Guillaume Philibert Duhesme lo descrive così: “I rialzi costeggiati di vigne punteggiati di alberi fruttiferi di cui è circondata e le cime delle montagne vicine coperte di foreste verdeggianti rendono il suo sito gradevole e pittoresco: esso sarebbe delizioso, se la sicurezza pubblica permettesse ai proprietari di costruire ville o casini e di abbellirli, ma il timore dei ladri fa chiudere tutta la popolazione nella città, desertificando le campagne”. Dei ladri e dei briganti, aggiungerei  io, problema nel 1806 canceroso ed a cui pose rimedio cinque anni più tardi, nel 1811, il generale Charles Antoine Manhes, che, non a caso, elesse come suo quartiere generale proprio Potenza nella sua campagna volta a debellare il brigantaggio meridionale. Insomma, Duhesme ha in mente un progetto ben preciso da proporre al re Giuseppe Bonaparte; fare di Potenza la seconda capitale del vastissimo regno di Napoli, la vice-capitale, una città imprendibile militarmente dagli eventuali assedianti, una vera fortezza potente (come veniva considerata anche dai Romani che le misero come nome Potentia, la potente, la fortezza), una città militarmente strategica per una eventuale riconquista di tutto il regno, e, al tempo stesso, una città salubre, bella, tranquilla, baciata dalle acque, dal verde, una città che, grazie ai genieri ma anche agli architetti militari dell’Armée francese, avrebbe potuto essere abbellita con molte costruzioni e con molti comforts degni di una seconda capitale del Regno. Un abbellimento non fine a se stesso perché Duhesme propone a Bonaparte di trascorrere qualche mese all’anno nella ipotizzata Vice-capitale Potenza.
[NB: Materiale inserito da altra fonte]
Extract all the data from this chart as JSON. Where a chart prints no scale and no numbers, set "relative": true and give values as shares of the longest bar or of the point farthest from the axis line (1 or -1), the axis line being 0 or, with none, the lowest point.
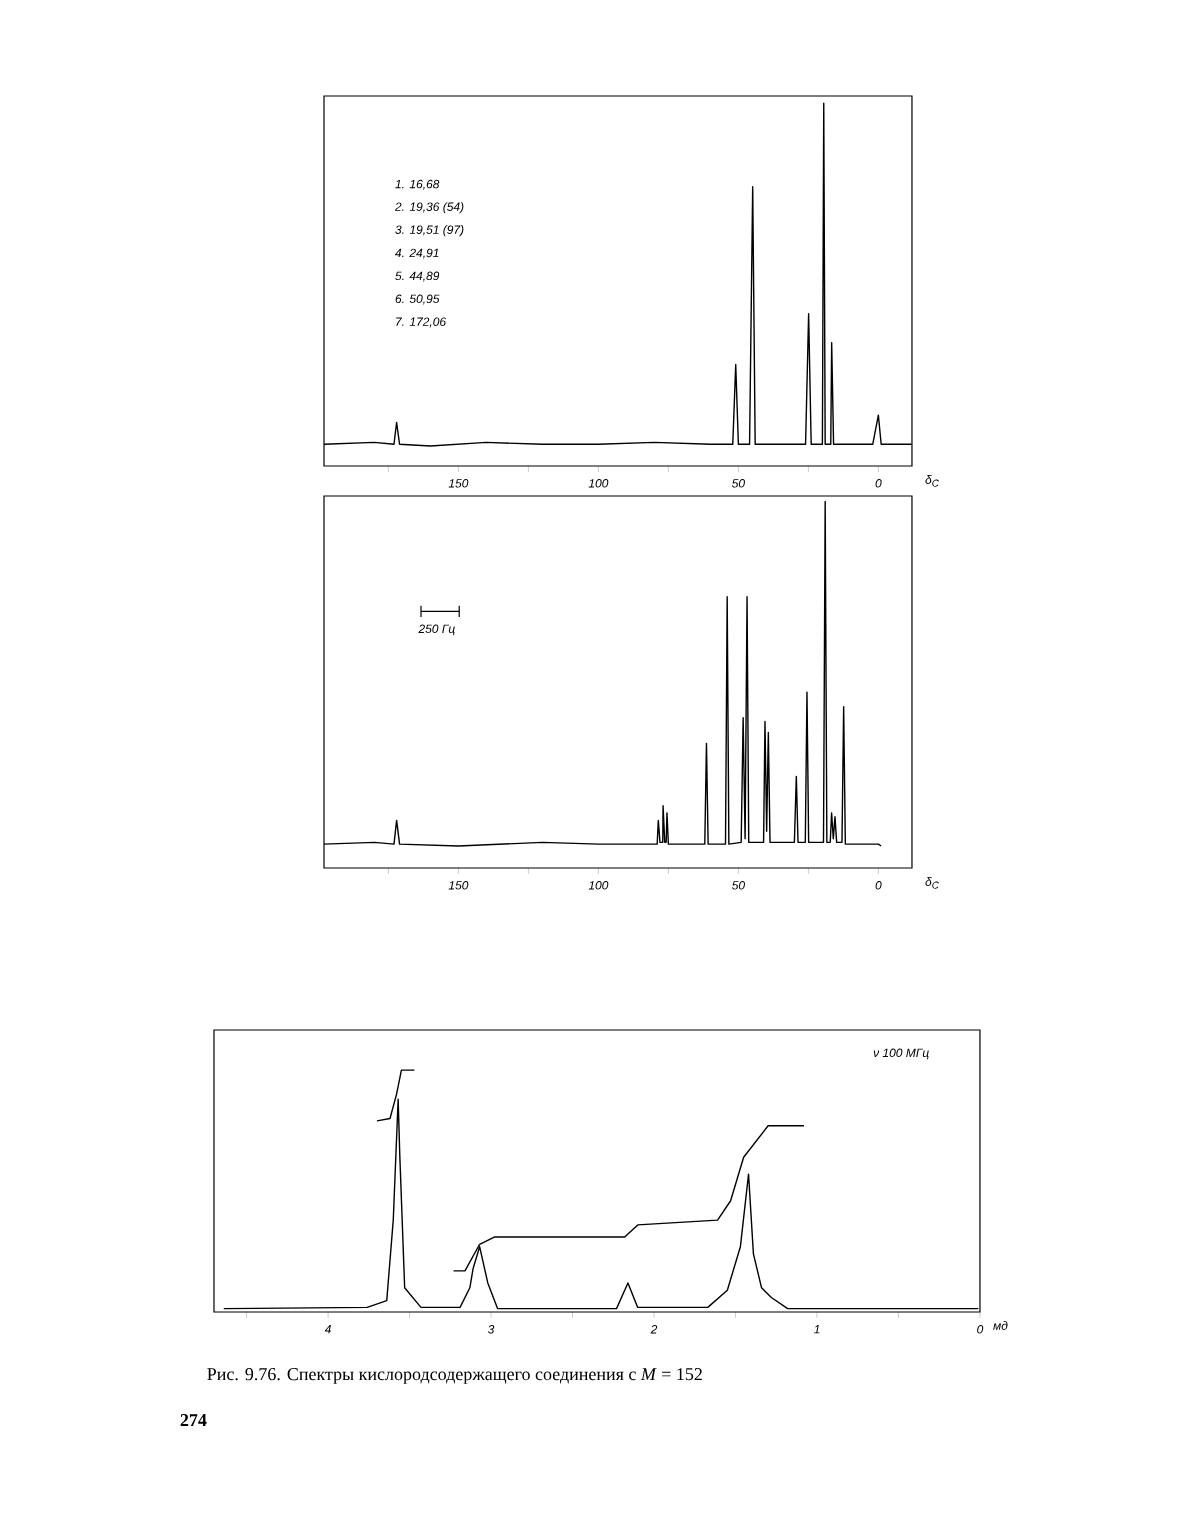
{
  "chart_data": [
    {
      "type": "line",
      "relative": true,
      "xlim": [
        198,
        -12
      ],
      "xlabel": "δ$_{C}$",
      "xticks": [
        {
          "value": 175,
          "label": null
        },
        150,
        {
          "value": 125,
          "label": null
        },
        100,
        {
          "value": 75,
          "label": null
        },
        50,
        {
          "value": 25,
          "label": null
        },
        0
      ],
      "annotations": [
        "1. 16,68",
        "2. 19,36 (54)",
        "3. 19,51 (97)",
        "4. 24,91",
        "5. 44,89",
        "6. 50,95",
        "7. 172,06"
      ],
      "series": [
        {
          "color": "#000000",
          "x": [
            198,
            180,
            173,
            172.06,
            171,
            160,
            140,
            120,
            100,
            80,
            60,
            52,
            50.95,
            50,
            46,
            44.89,
            44,
            26,
            24.91,
            24,
            20,
            19.51,
            19,
            17,
            16.68,
            16,
            2,
            0,
            -1,
            -12
          ],
          "values": [
            0.06,
            0.065,
            0.06,
            0.12,
            0.06,
            0.055,
            0.065,
            0.06,
            0.06,
            0.065,
            0.06,
            0.06,
            0.28,
            0.06,
            0.06,
            0.77,
            0.06,
            0.06,
            0.42,
            0.06,
            0.06,
            1.0,
            0.06,
            0.06,
            0.34,
            0.06,
            0.06,
            0.14,
            0.06,
            0.06
          ]
        }
      ]
    },
    {
      "type": "line",
      "relative": true,
      "xlim": [
        198,
        -12
      ],
      "xlabel": "δ$_{C}$",
      "xticks": [
        {
          "value": 175,
          "label": null
        },
        150,
        {
          "value": 125,
          "label": null
        },
        100,
        {
          "value": 75,
          "label": null
        },
        50,
        {
          "value": 25,
          "label": null
        },
        0
      ],
      "annotations": [
        "250 Гц"
      ],
      "series": [
        {
          "color": "#000000",
          "x": [
            198,
            180,
            173,
            172.06,
            171,
            150,
            120,
            100,
            82,
            79,
            78.6,
            78,
            77,
            76.9,
            76.3,
            75.8,
            75.5,
            75,
            62,
            61.4,
            60.8,
            54.6,
            54,
            53.4,
            49,
            48.3,
            47.6,
            46.9,
            46.3,
            41,
            40.5,
            39.9,
            39.3,
            38.7,
            30,
            29.3,
            28.7,
            26.1,
            25.5,
            24.9,
            19.6,
            19,
            18.4,
            17.2,
            16.7,
            16.1,
            15.5,
            14.9,
            13,
            12.4,
            11.8,
            0,
            -1
          ],
          "values": [
            0.065,
            0.07,
            0.065,
            0.13,
            0.065,
            0.06,
            0.07,
            0.065,
            0.065,
            0.065,
            0.13,
            0.07,
            0.07,
            0.17,
            0.07,
            0.07,
            0.15,
            0.065,
            0.065,
            0.34,
            0.065,
            0.065,
            0.74,
            0.065,
            0.07,
            0.41,
            0.08,
            0.74,
            0.07,
            0.07,
            0.4,
            0.1,
            0.37,
            0.07,
            0.07,
            0.25,
            0.07,
            0.07,
            0.48,
            0.07,
            0.07,
            1.0,
            0.07,
            0.07,
            0.15,
            0.08,
            0.14,
            0.07,
            0.07,
            0.44,
            0.065,
            0.065,
            0.06
          ]
        }
      ]
    },
    {
      "type": "line",
      "relative": true,
      "xlim": [
        4.7,
        0
      ],
      "xlabel": "мд",
      "xticks": [
        {
          "value": 4.5,
          "label": null
        },
        4,
        {
          "value": 3.5,
          "label": null
        },
        3,
        {
          "value": 2.5,
          "label": null
        },
        2,
        {
          "value": 1.5,
          "label": null
        },
        1,
        {
          "value": 0.5,
          "label": null
        },
        0
      ],
      "annotations": [
        "ν 100 МГц",
        "Рис. 9.76. Спектры кислородсодержащего соединения с *M* = 152",
        "274"
      ],
      "series": [
        {
          "color": "#000000",
          "x": [
            4.64,
            3.76,
            3.64,
            3.6,
            3.57,
            3.56,
            3.53,
            3.43,
            3.19,
            3.13,
            3.11,
            3.07,
            3.02,
            2.96,
            2.23,
            2.16,
            2.1,
            1.67,
            1.55,
            1.47,
            1.42,
            1.39,
            1.34,
            1.28,
            1.18,
            0.01
          ],
          "values": [
            0.014,
            0.019,
            0.047,
            0.38,
            0.88,
            0.65,
            0.1,
            0.019,
            0.019,
            0.1,
            0.18,
            0.27,
            0.12,
            0.014,
            0.014,
            0.12,
            0.019,
            0.019,
            0.09,
            0.27,
            0.57,
            0.24,
            0.1,
            0.06,
            0.014,
            0.014
          ]
        },
        {
          "color": "#000000",
          "x": [
            3.7,
            3.62,
            3.58,
            3.55,
            3.47
          ],
          "values": [
            0.79,
            0.8,
            0.9,
            1.0,
            1.0
          ]
        },
        {
          "color": "#000000",
          "x": [
            3.23,
            3.16,
            3.07,
            2.98,
            2.18,
            2.1,
            1.61,
            1.53,
            1.45,
            1.3,
            1.08
          ],
          "values": [
            0.17,
            0.17,
            0.28,
            0.31,
            0.31,
            0.36,
            0.38,
            0.46,
            0.64,
            0.77,
            0.77
          ]
        }
      ]
    }
  ]
}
“All’interno di Potenza vi sono quattro conventi. Quello dei Cappuccini ed un altro sono abbandonati e poco vasti; il monastero delle Clarisse e quello dei Cordiglieri offrirebbero delle grandi risorse per degli stabilimenti pubblici e militari. I Cordiglieri nonostante il loro voto di  povertà sono ricchissimi: possiedono delle buone e belle proprietà nei dintorni. Sopprimendo questi buoni padri (ovviamente il generale non intendeva mica la soppressione fisica dei frati, ma il cambio di destinazione del loro convento n.n.), esse troverebbero un più utile impiego, soprattutto se il Re decidesse di fare qualche mese di residenza a Potenza”. C’è da far rilevare anche un altro interessante fatto. Quando Duhesme risale agli albori di Potenza segue il filo narrativo di Emmanuele Viggiano, che proprio da pochissimo, nello stesso 1806, aveva dato alle stampe il suo “Memorie della città di Potenza”; il colto generale francese non aveva mancato di leggerlo. Il progetto Duhesme prevedeva, oltre alla vice-capitale del Regno da insediare a Potenza, la superfortezza, diciamo così, un circuito di fortezze che si diramavano da Potenza e si estendevano finanche ad Irsina, allora chiamata Montepeloso. Un altro dato che il generale Duhesme tiene sempre ben presente e che costituisce la ciliegina sulla torta del suo progetto da sottoporre al fratello di Napoleone è dato dal fatto che tutti i paesi da trasformare, sulla scia di Potenza, in fortezze sono legati alla Francia. Soprattutto Potenza, la più legata di tutte, ma non solo Potenza e Duhesme cita anche il caso di Tito, Avigliano, Picerno fino, come appena detto, ad Irsina. Quindi, il pacchetto di motivi tali da giustificare oggettivamente la richiesta che Duhesme rivolse a Giuseppe Bonaparte era piuttosto corposo. Purtroppo, il decorso storico che il Decennio Francese ebbe concretamente non favorì questo progetto, a partire dal fatto che già nel 1808 sia Giuseppe Bonaparte che Duhesme vennero mandati altrove. Giuseppe Bonaparte venne incaricato dal fratello, l’Imperatore Bonaparte, a Madrid sul trono di Spagna. Nel 1808 anche Duhesme prese la via della Spagna dove si distinse nella battaglia per la presa di Barcellona. Il progetto della seconda capitale del Regno da insediare a Potenza svanì soprattutto con queste due nuove destinazioni, ma Potenza si consolò ottenendo, in ogni caso, lo status di capitale regionale.

PINO A. QUARTANA

Nella illustrazione; il generale francese, protagonista di tante battaglie napoleoniche, Guillaume-Philibert Duhesme.